The state capitalist model will be an attractive one for other developing economies. Rising neighbors in Asia, Africa, and Latin America may seek to engage with the global markets but, rather than opening everything overnight and letting Westerners conquer their entire economies, protect and grow domestic firms that can compete internationally and will funnel money back into development. But the West can learn as well. As free markets -- especially financial markets -- fail and fluctuate, free marketeers in Washington and London and elsewhere may want to ask if a bit more state intervention and regulation is worth considering.
(4) CORRUPTION IS THE KILLER
Think about how much of a problem corporate and industrial influence over politics has become in the U.S. Now imagine the companies are bigger, politicians face little or no public accountability, and there's often not a clear line between CEOs and the government bureaucrats who regulate them, who might even share an office or a boss. Add in billions of dollars in exploding growth and you'll get a sense of why corruption could be one of the biggest problems facing BRICs and other developing economies.
State capitalism doesn't always work, and sometimes can fail badly. Politicians and party officials aren't always motivated by the selfless devotion to national well-being that is supposed to guide their management of markets and firms. Cronyism, corruption, and industrial capture are always big risks, but they seem to become more likely and more dangerous as the economies grow. After all, it's one thing for a Chinese Communist Party official to remain dispassionate and fair-minded when managing, say, a local bank. But it can't be as easy for the officials who guide the Industrial and Commercial Bank of China, which has $1.9 trillion in assets and a significant interest in guiding public policy.
This means more than just free-riders leaching off the system. Growing economies sometimes have to make major changes to domestic industries to keep growth from stalling, but the private citizens and state officials who got rich and powerful off those domestic industries will want to resist changes that could hurt them. In China, for example, some analysts wonder if the Communist Party will be able to push through some overdue reforms that would boost domestic consumption but weaken state-controlled exporters, who are entrenched in the economy and political system. In Russia, the needs of Gazprom can seem to occasionally foreign policy, sometimes to the detriment of Russia and even its neighbors, as when Moscow cut off all natural gas to Ukraine as punishment for siphoning some off. Ukrainian officials fessed up and Gazprom got its money, but Russia's relationship with Europe was badly damaged.
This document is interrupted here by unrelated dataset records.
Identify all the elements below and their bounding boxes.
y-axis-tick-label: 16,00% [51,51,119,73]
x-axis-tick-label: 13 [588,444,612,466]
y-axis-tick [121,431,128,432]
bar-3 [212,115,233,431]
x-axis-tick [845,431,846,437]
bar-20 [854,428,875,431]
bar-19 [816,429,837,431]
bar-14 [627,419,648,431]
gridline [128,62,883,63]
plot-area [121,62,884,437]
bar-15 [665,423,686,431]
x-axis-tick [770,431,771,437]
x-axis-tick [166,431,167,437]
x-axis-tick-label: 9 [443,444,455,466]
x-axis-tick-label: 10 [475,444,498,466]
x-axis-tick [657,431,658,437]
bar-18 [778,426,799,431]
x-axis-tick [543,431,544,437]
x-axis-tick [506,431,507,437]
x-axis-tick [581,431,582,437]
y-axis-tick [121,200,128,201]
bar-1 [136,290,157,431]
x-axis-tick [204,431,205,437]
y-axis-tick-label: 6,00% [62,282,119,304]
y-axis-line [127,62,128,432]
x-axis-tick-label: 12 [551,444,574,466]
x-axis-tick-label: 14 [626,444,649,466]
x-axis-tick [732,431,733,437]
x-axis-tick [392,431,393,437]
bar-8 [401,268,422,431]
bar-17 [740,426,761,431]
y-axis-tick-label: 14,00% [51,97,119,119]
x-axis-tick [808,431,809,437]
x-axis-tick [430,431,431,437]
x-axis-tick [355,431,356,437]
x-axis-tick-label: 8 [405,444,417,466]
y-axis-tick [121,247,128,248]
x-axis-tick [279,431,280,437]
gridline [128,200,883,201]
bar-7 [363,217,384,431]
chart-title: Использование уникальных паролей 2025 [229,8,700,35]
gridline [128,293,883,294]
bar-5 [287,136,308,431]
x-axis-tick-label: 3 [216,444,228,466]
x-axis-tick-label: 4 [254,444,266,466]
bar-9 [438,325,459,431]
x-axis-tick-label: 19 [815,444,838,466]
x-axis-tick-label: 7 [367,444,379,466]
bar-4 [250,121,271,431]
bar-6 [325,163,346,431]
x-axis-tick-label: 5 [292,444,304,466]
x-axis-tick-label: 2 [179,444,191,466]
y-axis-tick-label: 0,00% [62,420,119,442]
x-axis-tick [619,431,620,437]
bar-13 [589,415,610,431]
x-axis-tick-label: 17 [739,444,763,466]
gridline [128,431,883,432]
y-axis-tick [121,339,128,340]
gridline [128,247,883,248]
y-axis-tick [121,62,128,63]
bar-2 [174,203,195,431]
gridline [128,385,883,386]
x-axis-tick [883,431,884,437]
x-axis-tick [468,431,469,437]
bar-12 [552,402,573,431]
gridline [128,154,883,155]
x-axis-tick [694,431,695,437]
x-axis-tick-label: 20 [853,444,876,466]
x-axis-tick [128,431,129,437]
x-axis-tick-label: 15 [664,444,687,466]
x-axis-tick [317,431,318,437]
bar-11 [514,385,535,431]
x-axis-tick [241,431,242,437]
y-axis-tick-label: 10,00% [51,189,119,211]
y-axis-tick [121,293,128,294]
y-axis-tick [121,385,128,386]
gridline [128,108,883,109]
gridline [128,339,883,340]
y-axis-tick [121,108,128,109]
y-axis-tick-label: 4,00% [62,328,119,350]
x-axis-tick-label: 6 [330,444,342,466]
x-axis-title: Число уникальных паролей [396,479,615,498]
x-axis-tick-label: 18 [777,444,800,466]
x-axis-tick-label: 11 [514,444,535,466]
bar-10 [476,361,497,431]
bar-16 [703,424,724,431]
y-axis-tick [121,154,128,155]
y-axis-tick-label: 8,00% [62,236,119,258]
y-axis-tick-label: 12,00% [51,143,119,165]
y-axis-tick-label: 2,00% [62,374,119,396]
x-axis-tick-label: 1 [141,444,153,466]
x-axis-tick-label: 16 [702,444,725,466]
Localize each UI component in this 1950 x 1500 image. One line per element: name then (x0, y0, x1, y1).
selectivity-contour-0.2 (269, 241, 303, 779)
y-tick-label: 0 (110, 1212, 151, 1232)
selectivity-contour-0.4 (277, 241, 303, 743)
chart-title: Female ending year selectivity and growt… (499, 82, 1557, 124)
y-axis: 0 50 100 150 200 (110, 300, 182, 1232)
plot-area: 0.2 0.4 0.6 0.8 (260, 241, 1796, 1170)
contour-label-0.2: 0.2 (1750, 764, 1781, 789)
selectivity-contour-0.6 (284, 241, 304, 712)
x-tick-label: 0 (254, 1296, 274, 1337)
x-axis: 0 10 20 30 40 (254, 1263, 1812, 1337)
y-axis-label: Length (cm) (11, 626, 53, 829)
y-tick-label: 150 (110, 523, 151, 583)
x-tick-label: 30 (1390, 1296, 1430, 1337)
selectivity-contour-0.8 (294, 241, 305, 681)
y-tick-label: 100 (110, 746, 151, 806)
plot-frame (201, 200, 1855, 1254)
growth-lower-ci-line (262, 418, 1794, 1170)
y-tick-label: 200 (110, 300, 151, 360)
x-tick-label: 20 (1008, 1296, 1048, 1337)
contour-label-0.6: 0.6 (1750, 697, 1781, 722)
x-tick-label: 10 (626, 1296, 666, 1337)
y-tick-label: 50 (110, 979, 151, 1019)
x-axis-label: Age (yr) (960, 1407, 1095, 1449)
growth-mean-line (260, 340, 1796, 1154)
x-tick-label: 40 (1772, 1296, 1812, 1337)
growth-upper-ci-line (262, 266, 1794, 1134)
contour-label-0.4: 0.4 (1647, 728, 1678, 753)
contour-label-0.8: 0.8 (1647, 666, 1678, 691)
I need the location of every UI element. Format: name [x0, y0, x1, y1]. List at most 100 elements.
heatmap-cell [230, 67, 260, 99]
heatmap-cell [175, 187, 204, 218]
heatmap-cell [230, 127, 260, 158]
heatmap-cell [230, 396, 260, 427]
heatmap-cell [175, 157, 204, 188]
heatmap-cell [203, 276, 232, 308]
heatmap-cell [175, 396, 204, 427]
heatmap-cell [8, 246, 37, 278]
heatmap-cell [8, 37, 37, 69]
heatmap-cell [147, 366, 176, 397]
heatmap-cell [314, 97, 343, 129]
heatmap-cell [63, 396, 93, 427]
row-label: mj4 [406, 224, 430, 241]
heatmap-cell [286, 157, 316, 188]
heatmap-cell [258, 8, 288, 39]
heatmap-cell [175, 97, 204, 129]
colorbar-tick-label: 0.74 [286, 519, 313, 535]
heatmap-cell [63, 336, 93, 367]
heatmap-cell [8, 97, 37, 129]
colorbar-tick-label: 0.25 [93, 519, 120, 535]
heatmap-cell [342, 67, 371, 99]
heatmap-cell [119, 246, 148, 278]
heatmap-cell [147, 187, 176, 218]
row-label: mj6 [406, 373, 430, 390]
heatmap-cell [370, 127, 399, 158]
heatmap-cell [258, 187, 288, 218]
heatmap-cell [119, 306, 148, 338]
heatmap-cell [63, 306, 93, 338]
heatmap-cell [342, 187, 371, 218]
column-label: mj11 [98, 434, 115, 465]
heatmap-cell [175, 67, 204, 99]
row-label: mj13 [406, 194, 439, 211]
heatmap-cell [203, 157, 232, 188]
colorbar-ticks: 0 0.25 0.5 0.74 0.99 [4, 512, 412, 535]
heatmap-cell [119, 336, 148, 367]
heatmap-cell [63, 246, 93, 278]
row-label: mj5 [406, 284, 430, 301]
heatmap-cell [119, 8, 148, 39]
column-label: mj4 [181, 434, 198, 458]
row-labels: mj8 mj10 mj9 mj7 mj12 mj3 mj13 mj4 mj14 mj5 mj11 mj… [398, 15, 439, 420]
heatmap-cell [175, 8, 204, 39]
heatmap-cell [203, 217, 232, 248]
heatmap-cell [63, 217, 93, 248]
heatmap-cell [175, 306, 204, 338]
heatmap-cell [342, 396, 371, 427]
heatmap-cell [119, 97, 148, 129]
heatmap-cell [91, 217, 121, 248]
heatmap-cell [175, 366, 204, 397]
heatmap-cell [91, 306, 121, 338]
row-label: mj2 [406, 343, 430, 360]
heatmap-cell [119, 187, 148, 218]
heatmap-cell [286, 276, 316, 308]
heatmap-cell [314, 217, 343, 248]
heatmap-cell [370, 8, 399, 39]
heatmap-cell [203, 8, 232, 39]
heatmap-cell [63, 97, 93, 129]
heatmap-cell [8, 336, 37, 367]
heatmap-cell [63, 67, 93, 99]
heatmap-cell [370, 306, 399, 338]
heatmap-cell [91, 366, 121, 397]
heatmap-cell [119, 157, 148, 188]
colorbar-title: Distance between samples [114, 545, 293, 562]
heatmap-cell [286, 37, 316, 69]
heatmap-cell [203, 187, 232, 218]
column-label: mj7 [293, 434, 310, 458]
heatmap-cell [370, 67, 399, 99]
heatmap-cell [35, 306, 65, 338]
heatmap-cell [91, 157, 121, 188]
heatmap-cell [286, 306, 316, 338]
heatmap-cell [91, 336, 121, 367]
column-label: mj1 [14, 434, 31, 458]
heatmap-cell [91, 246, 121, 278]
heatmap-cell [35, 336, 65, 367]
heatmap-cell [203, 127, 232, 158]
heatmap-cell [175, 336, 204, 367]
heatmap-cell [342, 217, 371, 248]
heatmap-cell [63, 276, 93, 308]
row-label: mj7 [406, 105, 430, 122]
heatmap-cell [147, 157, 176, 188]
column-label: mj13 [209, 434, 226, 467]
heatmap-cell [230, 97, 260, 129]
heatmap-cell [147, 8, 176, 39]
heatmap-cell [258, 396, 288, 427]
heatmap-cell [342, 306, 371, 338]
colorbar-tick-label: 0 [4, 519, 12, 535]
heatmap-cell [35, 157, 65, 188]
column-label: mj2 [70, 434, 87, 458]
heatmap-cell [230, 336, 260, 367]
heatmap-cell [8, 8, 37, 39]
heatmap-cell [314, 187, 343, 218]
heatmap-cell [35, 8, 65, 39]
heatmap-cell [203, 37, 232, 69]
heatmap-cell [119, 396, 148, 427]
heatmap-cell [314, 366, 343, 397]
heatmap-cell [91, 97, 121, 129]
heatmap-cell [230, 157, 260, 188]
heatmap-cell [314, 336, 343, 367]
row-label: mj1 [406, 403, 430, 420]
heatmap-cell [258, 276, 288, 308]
Free-market India is not immune from corruption's terrible effects, either. As investment money rushes in, politicians who feel little-constrained by the country's weak oversight and legal system are cashing in. In 2008, Indian government officials were bribed to sell cellphone bandwidth rights for far below market rates, effectively robbing the state of the $40 billion dollars by which it under-sold to telecom companies. A national protest movement, led in part by activist Anna Hazare, is channeling the country's collective outrage at corruption. But the movement has so far achieved little.